In the unfolding of the Church Year, those Catholic-minded people, who would find there days of Mary, may find them in the Annunciation and Purification, while those same days are to the Protestant-minded, days of our Lord, as indeed they are. In the Baptism offices, the Catholic doctrine of regeneration, and the Protestant insistence upon repentance and faith stand side by side; and the sign of the Cross, or its omission, are equally recognized. In the Confirmation service are to be found both the Catholic-minded emphasis upon the gift of the Holy Spirit, and the Protestant conception of the renewal of vows. In the Ordination of Priests, there are two sentences of ordination provided as alternates, one for the Catholic, the other for the Protestant. Formerly there stood in the Litany the ultra Catholic suffrage: "Saint Mary, Mother of God, all holy patriarchs and prophets, Pray for us," and the ultra Protestant prayer:--"From the tyranny of the Bishop of Rome, and all his detestable enormities, Good Lord, deliver us." Both have now been happily eliminated by mutual and glad consent, since they contravened rather than exemplified the principle.

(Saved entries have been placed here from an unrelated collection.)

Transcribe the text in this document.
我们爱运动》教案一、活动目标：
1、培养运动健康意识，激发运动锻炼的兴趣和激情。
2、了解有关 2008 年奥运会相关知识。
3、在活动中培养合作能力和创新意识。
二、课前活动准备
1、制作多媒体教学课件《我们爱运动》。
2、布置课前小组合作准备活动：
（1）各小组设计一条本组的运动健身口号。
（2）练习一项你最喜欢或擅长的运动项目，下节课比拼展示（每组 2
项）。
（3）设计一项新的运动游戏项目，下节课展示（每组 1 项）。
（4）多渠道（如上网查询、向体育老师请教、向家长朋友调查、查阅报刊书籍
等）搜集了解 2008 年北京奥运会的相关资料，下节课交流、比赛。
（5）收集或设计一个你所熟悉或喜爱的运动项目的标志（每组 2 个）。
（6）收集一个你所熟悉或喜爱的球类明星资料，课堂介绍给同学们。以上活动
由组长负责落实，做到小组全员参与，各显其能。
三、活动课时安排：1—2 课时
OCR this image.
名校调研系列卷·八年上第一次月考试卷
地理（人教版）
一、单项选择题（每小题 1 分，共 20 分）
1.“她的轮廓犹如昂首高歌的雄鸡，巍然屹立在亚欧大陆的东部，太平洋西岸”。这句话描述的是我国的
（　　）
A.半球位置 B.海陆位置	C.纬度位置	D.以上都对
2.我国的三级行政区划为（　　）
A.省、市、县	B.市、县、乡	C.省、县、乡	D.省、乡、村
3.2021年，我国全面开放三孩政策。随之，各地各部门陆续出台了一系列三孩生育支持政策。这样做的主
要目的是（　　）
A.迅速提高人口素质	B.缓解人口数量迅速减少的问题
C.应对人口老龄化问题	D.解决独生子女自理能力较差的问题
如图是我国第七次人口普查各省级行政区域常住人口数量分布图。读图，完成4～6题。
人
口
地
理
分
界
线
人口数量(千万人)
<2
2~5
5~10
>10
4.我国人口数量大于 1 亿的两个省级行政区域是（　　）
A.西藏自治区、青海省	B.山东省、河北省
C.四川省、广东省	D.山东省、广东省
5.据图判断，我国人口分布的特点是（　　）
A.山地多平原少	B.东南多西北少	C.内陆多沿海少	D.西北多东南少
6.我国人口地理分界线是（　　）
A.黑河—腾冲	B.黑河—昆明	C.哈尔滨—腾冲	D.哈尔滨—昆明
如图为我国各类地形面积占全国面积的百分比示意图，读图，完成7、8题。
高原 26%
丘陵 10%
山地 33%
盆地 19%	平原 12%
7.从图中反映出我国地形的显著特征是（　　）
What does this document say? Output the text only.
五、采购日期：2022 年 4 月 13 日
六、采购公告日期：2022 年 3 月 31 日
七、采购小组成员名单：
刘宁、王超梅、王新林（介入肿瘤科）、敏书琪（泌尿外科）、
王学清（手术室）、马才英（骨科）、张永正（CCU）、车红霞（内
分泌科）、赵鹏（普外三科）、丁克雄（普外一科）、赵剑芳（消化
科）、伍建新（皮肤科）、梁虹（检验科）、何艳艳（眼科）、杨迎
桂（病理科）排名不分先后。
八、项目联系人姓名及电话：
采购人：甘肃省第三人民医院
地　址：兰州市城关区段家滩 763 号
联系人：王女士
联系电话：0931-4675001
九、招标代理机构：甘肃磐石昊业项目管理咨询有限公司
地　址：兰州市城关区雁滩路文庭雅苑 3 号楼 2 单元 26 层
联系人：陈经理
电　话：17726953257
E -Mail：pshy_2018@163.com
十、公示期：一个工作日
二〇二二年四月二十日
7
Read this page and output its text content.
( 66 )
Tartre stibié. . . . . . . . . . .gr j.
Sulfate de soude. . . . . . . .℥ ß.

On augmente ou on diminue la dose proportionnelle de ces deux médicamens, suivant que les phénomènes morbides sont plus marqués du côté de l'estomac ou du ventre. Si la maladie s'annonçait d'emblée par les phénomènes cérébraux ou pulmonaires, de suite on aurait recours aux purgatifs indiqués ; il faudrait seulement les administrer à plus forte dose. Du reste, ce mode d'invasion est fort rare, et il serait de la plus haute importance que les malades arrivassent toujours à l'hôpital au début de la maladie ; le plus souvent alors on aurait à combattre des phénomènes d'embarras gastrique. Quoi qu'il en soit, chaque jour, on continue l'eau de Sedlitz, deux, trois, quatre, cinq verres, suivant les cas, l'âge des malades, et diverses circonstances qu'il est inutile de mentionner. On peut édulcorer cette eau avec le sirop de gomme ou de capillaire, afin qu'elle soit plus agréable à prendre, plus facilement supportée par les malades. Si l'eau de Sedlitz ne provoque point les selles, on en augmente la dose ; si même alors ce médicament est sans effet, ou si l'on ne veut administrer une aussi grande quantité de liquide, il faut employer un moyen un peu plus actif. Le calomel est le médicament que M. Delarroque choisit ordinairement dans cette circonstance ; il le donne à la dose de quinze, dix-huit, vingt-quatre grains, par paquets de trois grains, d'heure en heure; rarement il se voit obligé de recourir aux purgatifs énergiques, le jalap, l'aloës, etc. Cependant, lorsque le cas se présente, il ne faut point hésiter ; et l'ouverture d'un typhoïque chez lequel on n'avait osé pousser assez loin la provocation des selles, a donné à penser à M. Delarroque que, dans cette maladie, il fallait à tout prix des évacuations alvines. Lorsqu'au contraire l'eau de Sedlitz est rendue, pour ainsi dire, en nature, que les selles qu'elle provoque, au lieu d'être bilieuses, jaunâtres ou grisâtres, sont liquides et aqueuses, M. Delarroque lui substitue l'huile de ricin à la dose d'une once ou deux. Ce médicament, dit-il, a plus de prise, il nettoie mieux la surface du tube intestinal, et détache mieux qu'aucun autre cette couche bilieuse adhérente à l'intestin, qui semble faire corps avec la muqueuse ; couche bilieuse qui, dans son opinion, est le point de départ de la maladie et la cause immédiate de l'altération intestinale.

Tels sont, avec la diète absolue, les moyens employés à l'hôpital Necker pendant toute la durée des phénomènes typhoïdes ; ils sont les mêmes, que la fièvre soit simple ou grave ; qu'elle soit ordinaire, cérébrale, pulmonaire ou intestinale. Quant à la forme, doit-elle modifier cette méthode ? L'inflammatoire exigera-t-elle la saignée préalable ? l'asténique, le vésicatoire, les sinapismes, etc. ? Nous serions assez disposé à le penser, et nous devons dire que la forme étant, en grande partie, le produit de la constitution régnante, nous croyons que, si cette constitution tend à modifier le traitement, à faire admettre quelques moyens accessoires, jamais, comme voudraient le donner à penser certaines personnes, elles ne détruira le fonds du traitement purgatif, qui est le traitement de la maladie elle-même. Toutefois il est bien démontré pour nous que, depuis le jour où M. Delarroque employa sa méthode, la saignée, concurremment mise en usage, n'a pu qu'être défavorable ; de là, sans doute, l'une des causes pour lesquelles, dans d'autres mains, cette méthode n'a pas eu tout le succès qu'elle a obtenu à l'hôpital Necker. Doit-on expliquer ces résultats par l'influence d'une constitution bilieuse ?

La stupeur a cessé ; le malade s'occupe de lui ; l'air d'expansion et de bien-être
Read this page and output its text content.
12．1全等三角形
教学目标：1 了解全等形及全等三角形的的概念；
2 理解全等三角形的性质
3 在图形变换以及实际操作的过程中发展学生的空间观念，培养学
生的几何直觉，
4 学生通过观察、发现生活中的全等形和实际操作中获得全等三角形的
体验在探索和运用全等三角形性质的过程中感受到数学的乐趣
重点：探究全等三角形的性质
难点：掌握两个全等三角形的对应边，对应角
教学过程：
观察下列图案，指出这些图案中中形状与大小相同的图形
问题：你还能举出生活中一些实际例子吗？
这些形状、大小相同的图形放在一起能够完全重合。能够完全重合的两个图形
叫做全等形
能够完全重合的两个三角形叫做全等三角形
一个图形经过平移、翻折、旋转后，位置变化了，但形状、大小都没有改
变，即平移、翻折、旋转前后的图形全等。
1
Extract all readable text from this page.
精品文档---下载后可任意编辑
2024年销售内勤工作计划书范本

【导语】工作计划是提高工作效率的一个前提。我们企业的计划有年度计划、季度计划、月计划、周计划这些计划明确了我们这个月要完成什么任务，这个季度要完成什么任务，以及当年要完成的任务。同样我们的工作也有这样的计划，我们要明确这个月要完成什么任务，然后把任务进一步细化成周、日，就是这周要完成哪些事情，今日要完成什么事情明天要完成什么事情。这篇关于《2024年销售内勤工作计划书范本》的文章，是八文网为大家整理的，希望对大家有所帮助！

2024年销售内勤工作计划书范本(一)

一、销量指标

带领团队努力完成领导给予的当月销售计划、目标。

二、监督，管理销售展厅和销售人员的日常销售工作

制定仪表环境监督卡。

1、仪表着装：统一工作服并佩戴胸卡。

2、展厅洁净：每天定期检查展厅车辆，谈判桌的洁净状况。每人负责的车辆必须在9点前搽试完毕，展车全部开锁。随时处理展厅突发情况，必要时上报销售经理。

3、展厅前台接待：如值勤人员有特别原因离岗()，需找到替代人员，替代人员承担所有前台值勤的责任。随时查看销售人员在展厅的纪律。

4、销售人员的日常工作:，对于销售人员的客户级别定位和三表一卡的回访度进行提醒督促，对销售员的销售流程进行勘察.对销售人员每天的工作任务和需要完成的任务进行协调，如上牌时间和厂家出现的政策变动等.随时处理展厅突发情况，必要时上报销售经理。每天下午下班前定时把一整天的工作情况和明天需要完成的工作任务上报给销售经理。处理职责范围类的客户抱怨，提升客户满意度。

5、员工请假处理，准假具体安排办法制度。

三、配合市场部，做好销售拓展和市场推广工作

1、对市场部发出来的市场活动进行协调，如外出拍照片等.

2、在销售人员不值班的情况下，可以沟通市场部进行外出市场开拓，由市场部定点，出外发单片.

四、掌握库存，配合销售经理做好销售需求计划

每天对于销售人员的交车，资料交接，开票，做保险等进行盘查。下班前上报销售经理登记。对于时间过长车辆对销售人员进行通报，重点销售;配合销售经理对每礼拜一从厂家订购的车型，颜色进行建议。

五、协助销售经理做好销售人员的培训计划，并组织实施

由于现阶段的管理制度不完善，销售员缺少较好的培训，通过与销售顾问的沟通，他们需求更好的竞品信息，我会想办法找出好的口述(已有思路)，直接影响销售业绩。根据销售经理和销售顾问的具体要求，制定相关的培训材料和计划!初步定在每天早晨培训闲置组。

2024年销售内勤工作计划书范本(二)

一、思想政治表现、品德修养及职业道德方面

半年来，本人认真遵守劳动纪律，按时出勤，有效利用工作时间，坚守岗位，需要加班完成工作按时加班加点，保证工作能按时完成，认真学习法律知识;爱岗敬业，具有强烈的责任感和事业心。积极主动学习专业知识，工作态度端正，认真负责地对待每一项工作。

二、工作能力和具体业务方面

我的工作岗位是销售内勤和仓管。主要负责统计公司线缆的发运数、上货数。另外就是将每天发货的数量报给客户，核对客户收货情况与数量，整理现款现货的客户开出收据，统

The central and all sufficient example of the principle lies at the heart of the book, at the solemn moment of the distribution of the elements in the Holy Communion. The Catholic-minded book of Edward VI had the Catholic-minded sentence of distribution: "The Body of our Lord Jesus Christ which was given for thee, preserve thy body and soul unto everlasting life." The Protestant-minded book of Edward VI had the Protestant-minded sentence, "Take and eat this in remembrance that Christ died for thee, and feed on him in thy heart, by faith, with thanksgiving." The solution was to say both (as they stand in both sentences to-day), one after the other. There was no decision of choice. There was no compromise, by so much as an iota. There was perfect application of the Principle of Comprehension. We have here its complete exposition. And the great double sentence stands in the book of worship as the final justification of the principle, and as the enduring monument to the genius of the book.

III

The two principles, of Growth and Comprehension, have obviously an intimate relation. In their interplay is the guarantee of the book's endurance, and the indication of the possibility for growth through successful revision. When it is urged, in any consideration of the book's revision, that doctrine must not be touched, it is to be remembered that what is meant is, that the sacred and fundamental principle of comprehension must not, by so much as a jot or tittle, be impaired. There must continue to exist, within the book's scope, for Catholic-minded and Protestant-minded alike, the fullest opportunity for freedom and satisfaction in worship. Nothing must be done to cause either to feel less at home. The long-maintained union in the common worship of the Church must not be jeopardized.